5.    In che relazione stava la decisione di commettere questa strage e l’opzione politica, in qualche modo concretamente praticata a partire dal Settembre-Ottobre 1993, di dar vita al partito di Cosa Nostra (Sicilia Libera).
6.    Per quale ragione al fallimento della strage non aveva fatto seguito il tentativo di replicarla?
7.    Vi era una relazione circolare tra la esecuzione (fallita) della strage del 31.10.94 e l’abbandono del progetto del partito “fai da te”?
8.    Era plausibile l’ipotesi che la strage dell’olimpico, così collocata nel tempo e nel contesto di iniziative molto avanzate sul piano dei referenti esterni, fosse stata fatta fallire?
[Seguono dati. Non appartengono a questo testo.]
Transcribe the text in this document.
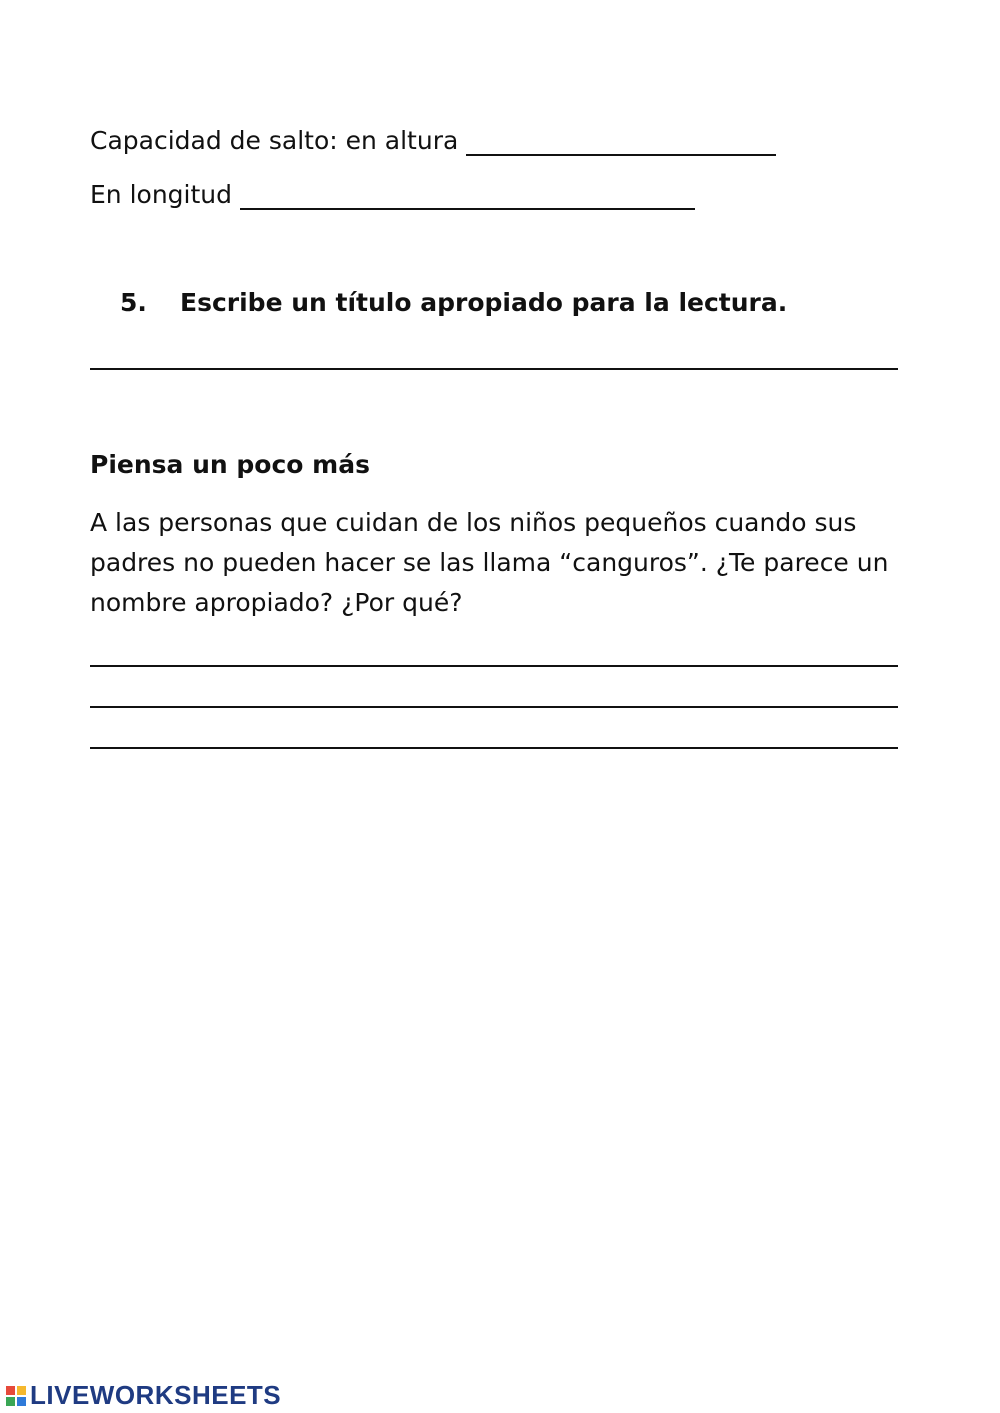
Capacidad de salto: en altura
En longitud
5. Escribe un título apropiado para la lectura.
Piensa un poco más
A las personas que cuidan de los niños pequeños cuando sus padres no pueden hacer se las llama “canguros”. ¿Te parece un nombre apropiado? ¿Por qué?
LIVEWORKSHEETS
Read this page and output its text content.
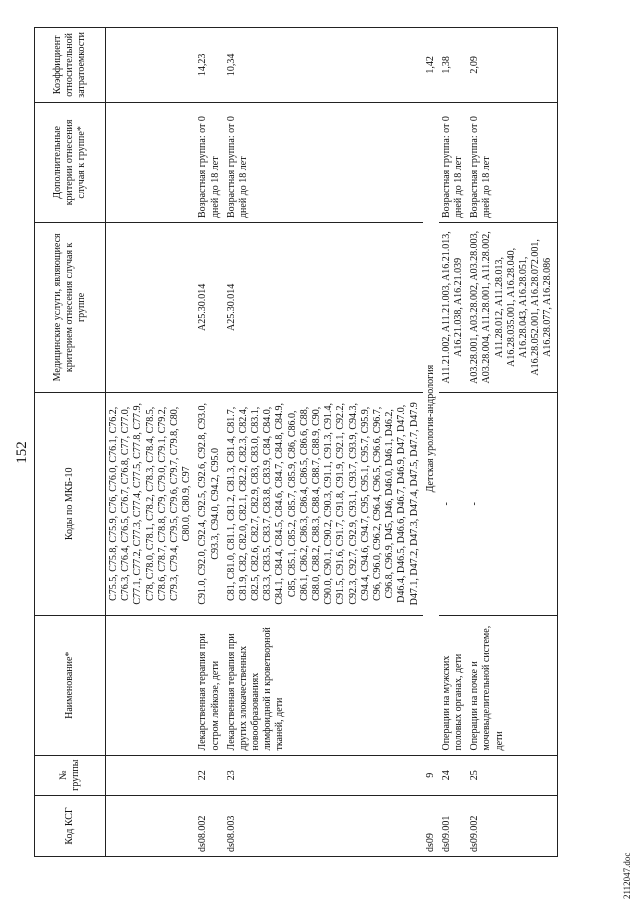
152
Код КСГ	№ группы	Наименование*	Коды по МКБ-10	Медицинские услуги, являющиеся критерием отнесения случая к группе	Дополнительные критерии отнесения случая к группе*	Коэффициент относительной затратоемкости
			C75.5, C75.8, C75.9, C76, C76.0, C76.1, C76.2, C76.3, C76.4, C76.5, C76.7, C76.8, C77, C77.0, C77.1, C77.2, C77.3, C77.4, C77.5, C77.8, C77.9, C78, C78.0, C78.1, C78.2, C78.3, C78.4, C78.5, C78.6, C78.7, C78.8, C79, C79.0, C79.1, C79.2, C79.3, C79.4, C79.5, C79.6, C79.7, C79.8, C80, C80.0, C80.9, C97			
ds08.002	22	Лекарственная терапия при остром лейкозе, дети	C91.0, C92.0, C92.4, C92.5, C92.6, C92.8, C93.0, C93.3, C94.0, C94.2, C95.0	A25.30.014	Возрастная группа: от 0 дней до 18 лет	14,23
ds08.003	23	Лекарственная терапия при других злокачественных новообразованиях лимфоидной и кроветворной тканей, дети	C81, C81.0, C81.1, C81.2, C81.3, C81.4, C81.7, C81.9, C82, C82.0, C82.1, C82.2, C82.3, C82.4, C82.5, C82.6, C82.7, C82.9, C83, C83.0, C83.1, C83.3, C83.5, C83.7, C83.8, C83.9, C84, C84.0, C84.1, C84.4, C84.5, C84.6, C84.7, C84.8, C84.9, C85, C85.1, C85.2, C85.7, C85.9, C86, C86.0, C86.1, C86.2, C86.3, C86.4, C86.5, C86.6, C88, C88.0, C88.2, C88.3, C88.4, C88.7, C88.9, C90, C90.0, C90.1, C90.2, C90.3, C91.1, C91.3, C91.4, C91.5, C91.6, C91.7, C91.8, C91.9, C92.1, C92.2, C92.3, C92.7, C92.9, C93.1, C93.7, C93.9, C94.3, C94.4, C94.6, C94.7, C95, C95.1, C95.7, C95.9, C96, C96.0, C96.2, C96.4, C96.5, C96.6, C96.7, C96.8, C96.9, D45, D46, D46.0, D46.1, D46.2, D46.4, D46.5, D46.6, D46.7, D46.9, D47, D47.0, D47.1, D47.2, D47.3, D47.4, D47.5, D47.7, D47.9	A25.30.014	Возрастная группа: от 0 дней до 18 лет	10,34
ds09	9	Детская урология-андрология				1,42
ds09.001	24	Операции на мужских половых органах, дети	-	A11.21.002, A11.21.003, A16.21.013, A16.21.038, A16.21.039	Возрастная группа: от 0 дней до 18 лет	1,38
ds09.002	25	Операции на почке и мочевыделительной системе, дети	-	A03.28.001, A03.28.002, A03.28.003, A03.28.004, A11.28.001, A11.28.002, A11.28.012, A11.28.013, A16.28.035.001, A16.28.040, A16.28.043, A16.28.051, A16.28.052.001, A16.28.072.001, A16.28.077, A16.28.086	Возрастная группа: от 0 дней до 18 лет	2,09
2112047.doc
E da chi? Dai GRAVIANO, che avevano già preso le distanze dallo stragismo fine a se stesso di BAGARELLA e forse avevano stabilito un rapporto privilegiato con PROVENZANO, con l’ala moderata? BAGARELLA era rimasto all’insaputa di questo fallimento programmato? Ma chi, e come, poteva aver elaborato e attuato la decisione di simulare, agli occhi di BAGARELLA, la esecuzione della strage e il suo casuale fallimento?
9.    Era già iniziata la strategia di rendere la mafia invisibile al fine di ottenere con un metodo diverso quegli stessi risultati?
10.    Questa strategia, praticata sinora è ancora attuale o avrà di nuovo il sopravvento quella stragista di BAGARELLA e compagni?
11.    E la trattativa? E’ mai finita? O è ancora in corso?

Mentre ci dibattevamo tra questi inquietanti interroga
tivi è venuto meno GabrielChelazzi.
Questa volta non sono state bombe assassine a fermare il delicato lavoro di un investigatore raffinato e scrupoloso.
Gabriele Chelazzi ha lasciato a tutti noi un’eredità pesante, una responsabilità che avevamo delegato tutti per intero a lui; ha lasciato un vuoto incolmabile tra i Fiorentini e nel paese tutto, perché è venuto a mancare un magistrato eccezionale, un uomo giusto, che aveva fatto della ricerca della verità la sua fede. A me è venuto a mancare anche un amico, un fratello!